Thermal electricity generation (90% coal, 10% gas) accounts for around a third of emissions. Replacing coal-fired power plants with solar or wind generators might reduce emissions by as much as a third — a huge gain, if it can be done.

But half of China’s greenhouse emissions come from hard-to-abate industries. Most cannot be decarbonized with current or anticipated technology, certainly not in time to avert runaway global heating and climate collapse. Decarbonizing those industries has defied efforts to date.

While scientists and engineers are dreaming up new technologies — carbon capture and storage, electric and hydrogen airplanes, hydrogen steel, etc. — commercializing those at the scale necessary to replace fossil fuels may never happen. Even when possible, it will take many decades to transform the world economy. For example, Bloomberg’s New Energy Frontier estimates that even with a crash program, the global steel industry could not adopt hydrogen for more than 50% of output before 2050. McKinsey estimates that with massive funding, hydrogen could meet 14% of America’s energy needs by 2050. Too little, too late.

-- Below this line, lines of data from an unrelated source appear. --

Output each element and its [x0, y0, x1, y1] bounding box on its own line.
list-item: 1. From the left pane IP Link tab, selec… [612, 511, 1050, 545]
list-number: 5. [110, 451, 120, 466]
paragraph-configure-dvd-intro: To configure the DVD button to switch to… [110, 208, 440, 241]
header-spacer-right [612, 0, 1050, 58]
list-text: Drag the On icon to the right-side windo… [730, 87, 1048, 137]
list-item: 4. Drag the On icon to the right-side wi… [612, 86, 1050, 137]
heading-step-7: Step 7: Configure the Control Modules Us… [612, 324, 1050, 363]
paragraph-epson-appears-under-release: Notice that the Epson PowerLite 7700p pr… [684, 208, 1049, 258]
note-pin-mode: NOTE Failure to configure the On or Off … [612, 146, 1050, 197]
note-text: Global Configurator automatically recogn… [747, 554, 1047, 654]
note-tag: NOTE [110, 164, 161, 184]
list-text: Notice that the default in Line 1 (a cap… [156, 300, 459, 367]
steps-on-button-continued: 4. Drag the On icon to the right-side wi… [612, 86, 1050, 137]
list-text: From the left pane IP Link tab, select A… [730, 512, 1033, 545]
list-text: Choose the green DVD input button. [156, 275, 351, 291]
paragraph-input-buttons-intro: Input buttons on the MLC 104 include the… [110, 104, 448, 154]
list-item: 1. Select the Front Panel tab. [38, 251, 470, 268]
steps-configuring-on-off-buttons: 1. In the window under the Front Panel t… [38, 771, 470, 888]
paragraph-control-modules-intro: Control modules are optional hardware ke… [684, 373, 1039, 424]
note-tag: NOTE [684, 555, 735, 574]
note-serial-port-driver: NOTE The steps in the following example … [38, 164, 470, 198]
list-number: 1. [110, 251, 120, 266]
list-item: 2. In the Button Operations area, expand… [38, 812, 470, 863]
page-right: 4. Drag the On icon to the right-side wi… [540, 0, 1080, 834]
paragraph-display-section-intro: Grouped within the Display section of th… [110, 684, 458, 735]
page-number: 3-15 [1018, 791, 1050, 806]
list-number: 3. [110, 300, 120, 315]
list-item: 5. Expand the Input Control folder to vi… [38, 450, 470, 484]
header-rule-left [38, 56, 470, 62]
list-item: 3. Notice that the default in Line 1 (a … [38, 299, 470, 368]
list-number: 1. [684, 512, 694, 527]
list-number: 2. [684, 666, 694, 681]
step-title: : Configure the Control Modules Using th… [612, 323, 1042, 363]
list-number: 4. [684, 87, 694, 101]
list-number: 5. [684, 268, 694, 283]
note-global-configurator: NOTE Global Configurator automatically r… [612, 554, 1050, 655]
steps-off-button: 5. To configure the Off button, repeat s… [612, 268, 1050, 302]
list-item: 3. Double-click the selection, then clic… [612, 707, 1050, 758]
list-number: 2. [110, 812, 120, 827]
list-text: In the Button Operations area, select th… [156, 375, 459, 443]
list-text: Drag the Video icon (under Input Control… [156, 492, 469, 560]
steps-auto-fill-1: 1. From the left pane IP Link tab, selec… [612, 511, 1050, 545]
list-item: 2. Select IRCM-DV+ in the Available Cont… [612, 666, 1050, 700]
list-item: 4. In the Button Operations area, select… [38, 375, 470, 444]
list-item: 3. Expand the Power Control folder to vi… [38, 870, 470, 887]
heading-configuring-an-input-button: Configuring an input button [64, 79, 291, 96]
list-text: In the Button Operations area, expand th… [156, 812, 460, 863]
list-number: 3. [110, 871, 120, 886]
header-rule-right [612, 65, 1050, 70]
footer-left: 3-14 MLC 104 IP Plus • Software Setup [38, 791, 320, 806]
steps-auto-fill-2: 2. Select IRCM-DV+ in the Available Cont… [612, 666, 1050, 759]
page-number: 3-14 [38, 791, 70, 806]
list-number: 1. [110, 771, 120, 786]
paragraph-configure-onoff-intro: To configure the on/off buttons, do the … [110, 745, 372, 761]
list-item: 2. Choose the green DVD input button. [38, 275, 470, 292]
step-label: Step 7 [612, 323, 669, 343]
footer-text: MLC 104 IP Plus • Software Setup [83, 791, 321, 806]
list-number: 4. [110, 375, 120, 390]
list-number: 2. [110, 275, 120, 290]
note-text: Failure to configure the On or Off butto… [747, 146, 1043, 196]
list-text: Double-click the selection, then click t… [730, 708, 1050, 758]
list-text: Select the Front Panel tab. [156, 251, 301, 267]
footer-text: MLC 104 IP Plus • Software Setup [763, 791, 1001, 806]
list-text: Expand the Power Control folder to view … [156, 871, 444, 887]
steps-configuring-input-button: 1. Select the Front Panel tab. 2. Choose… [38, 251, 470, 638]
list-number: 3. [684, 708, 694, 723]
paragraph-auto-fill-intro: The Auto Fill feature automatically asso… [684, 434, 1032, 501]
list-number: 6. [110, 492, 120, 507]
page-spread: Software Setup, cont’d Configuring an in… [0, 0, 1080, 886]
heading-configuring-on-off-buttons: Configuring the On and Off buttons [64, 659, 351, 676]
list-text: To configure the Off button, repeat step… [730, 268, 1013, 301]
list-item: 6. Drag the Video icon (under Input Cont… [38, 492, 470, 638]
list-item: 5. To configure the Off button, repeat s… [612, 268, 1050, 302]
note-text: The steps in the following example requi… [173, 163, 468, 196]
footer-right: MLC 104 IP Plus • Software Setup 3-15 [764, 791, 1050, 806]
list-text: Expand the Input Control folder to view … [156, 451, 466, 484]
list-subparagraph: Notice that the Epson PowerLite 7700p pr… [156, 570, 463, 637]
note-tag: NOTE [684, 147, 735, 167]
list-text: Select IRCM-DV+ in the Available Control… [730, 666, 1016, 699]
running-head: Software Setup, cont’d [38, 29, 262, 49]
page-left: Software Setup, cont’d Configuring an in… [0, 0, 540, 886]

Worse yet, 96% of the world’s commercially available hydrogen is derived from fossil fuels. Producing “green” hydrogen would require a monumental effort to create a huge and entirely new “electrolyzer” industry based on technologies that are still in their infancy and unproven at scale. Even if such an industry could be built in time, the daunting hazards of transporting, storing, and safely fueling steel mills and vehicles, let alone airliners with hydrogen, have no ready solution. Aluminum, aviation, cement, chemicals, and all the other hard-to-abate industries face similar constraints.

A recipe for disaster

Given that we don’t have more decades to waste, the only way to effect “immediate and deep” cuts is to cut production across the economy, from fossil fuels to all manner of superfluous, wasteful, and polluting industries, from ghost cities and aircraft carriers to disposable plastic junk to iPhones 7, 8, 10, 13, etc..

We don’t need self-driving cars, flying robo-taxis, overnight delivery services or dashboard displays the size of TV sets. And it’s not just China and the Chinese Dream: the same arguments apply to Western capitalist economies. A voice-controlled microwave is no more necessary in Baltimore than it is in Zhengzhou.

Yet suppressing production is the one option Xi Jinping cannot accept because those industries have been indispensable to China’s rise and underpin the dream of “the great rejuvenation of the nation” and overtaking the West to the ever-lasting glory of the Communist Party.

Xi can “transition to a green and low-carbon mode of development,” or he can pursue his dream of superpower industrial supremacy. He can’t do both. China’s “engine” of economic growth is driven above all by the superpower ambitions of the CCP. Western capitalist economies are driven by the profit motive. East and West, the fetish of perpetual growth is the engine of planetary environmental collapse. Either we and the Chinese reverse course, or we proceed to our mutual doom.